PALEMBANG – Sertifikat vaksinasi Covid 19 yang belakangan ini semakin marak, dan seiring dengan kebijakan pemerintah menyatakan vaksinasi sebagai salah satu syarat perjalanan.
Usaha percetakan kartu vaksin menjadi sorotan, karena di khawatirkan akan rentan praktek pembocoran data pribadi.
Menyikapi kondisi tersebut, Yayasan Lembaga Konsumen Indonesia (YLKI) Sumsel merasa prihatin, bahkan dirinya menilai kurangnya sosialisasi dari pemerintah dalam penggunaan sertifikat kartu vaksin Covid-19 tersebut.
Karena saat ini masyarakat masih beranggapan yang seolah-olah kegunaan sertifikat vaksin itu adalah untuk syarat administrasi dalam bertransaksi.
“Seperti melakukan transaksi masuk mall, naik pesawat terbang, kapal laut.

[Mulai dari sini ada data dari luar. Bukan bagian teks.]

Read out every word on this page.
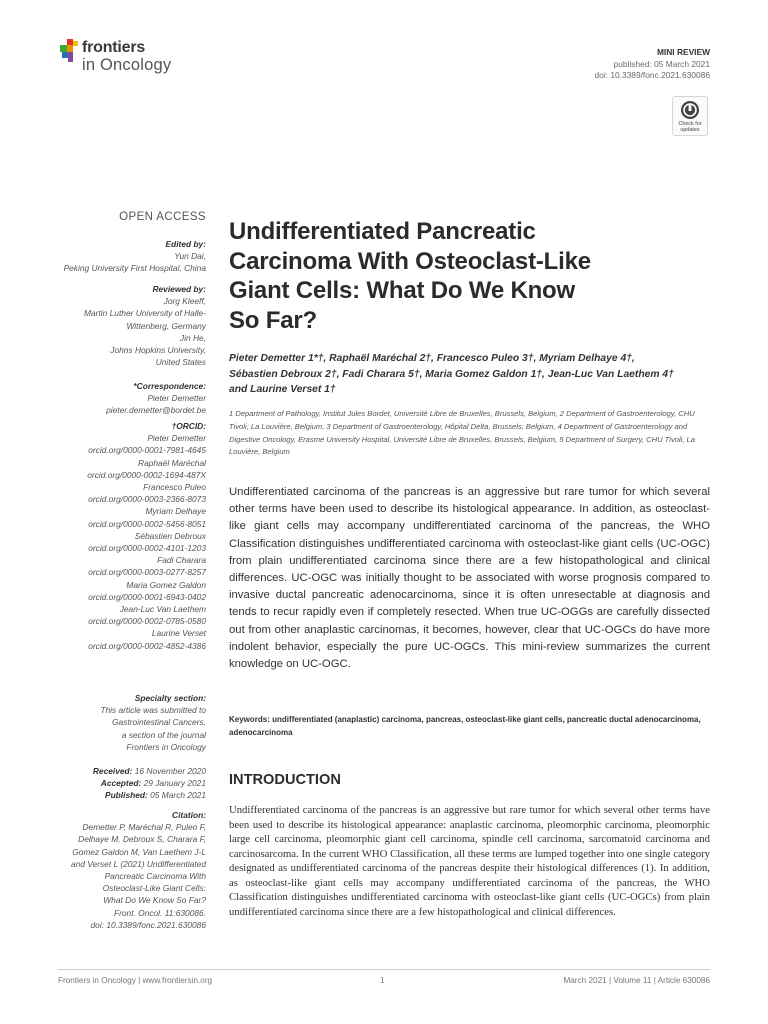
frontiers
in Oncology
MINI REVIEW
published: 05 March 2021
doi: 10.3389/fonc.2021.630086
Check for
updates
OPEN ACCESS
Edited by:
Yun Dai,
Peking University First Hospital, China
Reviewed by:
Jorg Kleeff,
Martin Luther University of Halle-
Wittenberg, Germany
Jin He,
Johns Hopkins University,
United States
*Correspondence:
Pieter Demetter
pieter.demetter@bordet.be
†ORCID:
Pieter Demetter
orcid.org/0000-0001-7981-4645
Raphaël Maréchal
orcid.org/0000-0002-1694-487X
Francesco Puleo
orcid.org/0000-0003-2366-8073
Myriam Delhaye
orcid.org/0000-0002-5456-8051
Sébastien Debroux
orcid.org/0000-0002-4101-1203
Fadi Charara
orcid.org/0000-0003-0277-8257
Maria Gomez Galdon
orcid.org/0000-0001-6943-0402
Jean-Luc Van Laethem
orcid.org/0000-0002-0785-0580
Laurine Verset
orcid.org/0000-0002-4852-4386
Specialty section:
This article was submitted to
Gastrointestinal Cancers,
a section of the journal
Frontiers in Oncology
Received: 16 November 2020
Accepted: 29 January 2021
Published: 05 March 2021
Citation:
Demetter P, Maréchal R, Puleo F,
Delhaye M, Debroux S, Charara F,
Gomez Galdon M, Van Laethem J-L
and Verset L (2021) Undifferentiated
Pancreatic Carcinoma With
Osteoclast-Like Giant Cells:
What Do We Know So Far?
Front. Oncol. 11:630086.
doi: 10.3389/fonc.2021.630086
Undifferentiated Pancreatic
Carcinoma With Osteoclast-Like
Giant Cells: What Do We Know
So Far?
Pieter Demetter 1*†, Raphaël Maréchal 2†, Francesco Puleo 3†, Myriam Delhaye 4†,
Sébastien Debroux 2†, Fadi Charara 5†, Maria Gomez Galdon 1†, Jean-Luc Van Laethem 4†
and Laurine Verset 1†
1 Department of Pathology, Institut Jules Bordet, Université Libre de Bruxelles, Brussels, Belgium, 2 Department of Gastroenterology, CHU Tivoli, La Louvière, Belgium, 3 Department of Gastroenterology, Hôpital Delta, Brussels, Belgium, 4 Department of Gastroenterology and Digestive Oncology, Erasme University Hospital, Université Libre de Bruxelles, Brussels, Belgium, 5 Department of Surgery, CHU Tivoli, La Louvière, Belgium
Undifferentiated carcinoma of the pancreas is an aggressive but rare tumor for which several other terms have been used to describe its histological appearance. In addition, as osteoclast-like giant cells may accompany undifferentiated carcinoma of the pancreas, the WHO Classification distinguishes undifferentiated carcinoma with osteoclast-like giant cells (UC-OGC) from plain undifferentiated carcinoma since there are a few histopathological and clinical differences. UC-OGC was initially thought to be associated with worse prognosis compared to invasive ductal pancreatic adenocarcinoma, since it is often unresectable at diagnosis and tends to recur rapidly even if completely resected. When true UC-OGGs are carefully dissected out from other anaplastic carcinomas, it becomes, however, clear that UC-OGCs do have more indolent behavior, especially the pure UC-OGCs. This mini-review summarizes the current knowledge on UC-OGC.
Keywords: undifferentiated (anaplastic) carcinoma, pancreas, osteoclast-like giant cells, pancreatic ductal adenocarcinoma, adenocarcinoma
INTRODUCTION
Undifferentiated carcinoma of the pancreas is an aggressive but rare tumor for which several other terms have been used to describe its histological appearance: anaplastic carcinoma, pleomorphic carcinoma, pleomorphic large cell carcinoma, pleomorphic giant cell carcinoma, spindle cell carcinoma, sarcomatoid carcinoma and carcinosarcoma. In the current WHO Classification, all these terms are lumped together into one single category designated as undifferentiated carcinoma of the pancreas despite their histological differences (1). In addition, as osteoclast-like giant cells may accompany undifferentiated carcinoma of the pancreas, the WHO Classification distinguishes undifferentiated carcinoma with osteoclast-like giant cells (UC-OGCs) from plain undifferentiated carcinoma since there are a few histopathological and clinical differences.
Frontiers in Oncology | www.frontiersin.org	1	March 2021 | Volume 11 | Article 630086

Ini berpotensi bagi oknum untuk menyalahgunakan sertifikat vaksin itu,” kata Ketua YLKI Sumsel, RM Taufik Husni, Kamis (19/8/2021).
Ditambahkan Taufik, Pemerintah Pusat melalui Direktur Jenderal (Dirjen) Perlindungan Konsumen dan Tertib Niaga (PKTN) telah melakukan pemblokiran sebanyak 2400 kepada usaha cetak perdagangan.
“Itu tidak cukup, ketika sosialisasi ini tidak dilakukan, karena akan berpotensi kebocoran maupun penyalahgunaan data best yang ada di dalam sertifikat vaksin itu, seperti mengarah kepada tindak kejahatan pinjaman online, pemalsuan KTP, atau penyalahgunaan data siber lainnya,” ungkapnya.
Selain pemblokiran 2400 kepada usaha cetak perdagangan, dirinya juga meminta pemerintah agar segera melakukan sosialisasi atau pemblokiran kepada usaha percetakan lain, bahkan melakukan pengawasan langsung kepada penyalur sertifikat vaksin, hal itu agar tidak terjadi kebocoran data konsumen.
“Pemblokiran yang dilakukan oleh pemerintah itu sedikit sekali cuma 2400, sementara masyarakat Indonesia ada 275 juta jiwa, dan vaksin juga masih banyak, masih lebih kurang 80 juta. Artinya masih banyak potensi kebocoran data pribadi,” bebernya.
Dirinya juga berharap, agar pemerintah bekerjasama melakukan kegiatan sosialisasi sampai ke tingkat bawah. Tujuannya supaya masyarakat tidak melakukan percetakan sertifikat vaksin sendiri.
“Jadi sebaiknya masyarakat apabila sudah melakukan vaksin cukup dalam bentuk digital saja, dan kalau mau cetak cukup cetak sendiri. Jadi tidak usah ngupah atau minta cetakan kepada jasa percetakan,” katanya.
Hal itu untuk meminimalisir kebocoran data, karena semua usaha percetakan mulai dari besar sampai kecil tentu akan melihat peluang besar, karena masyarakat tidak mau capek.
“Jadi ketika ada pertanyaan atau pemeriksaan terhadap kartu vaksin, mereka akan menunjukkan kartu seperti KTP. Ini potensi sangat besar ketika barcode diambil atau NIK nya dapat bocor kepada pihak yang tidak bertanggung jawab,” terangnya.
Semua perbuatan itu, menurut Taufik adalah sebuah pelanggaran terhadap hak konsumen. Karena di dalam pasal 4 hak konsumen dilindungi oleh undang-undang atas hak privasi atau kegunaan, dan itu mutlak tidak bisa di gunakan oleh orang lain.
“Itu perbuatan yang dilarang oleh para pelaku usaha dalam hal ini di pasal 42 bahwa ada sangsi pidana di UU nomor 8 tahun 1999 tentang perlindungan konsumen bahwa pidana penjara 5 tahun atau denda Rp 2 Miliyar. Itu apabila ketahuan terjadi tindak pidana yang dilakukan oleh pelaku usaha terhadap penyalahgunaan atau kebocoran NIK yang ada di dalam barcode itu,” terangnya.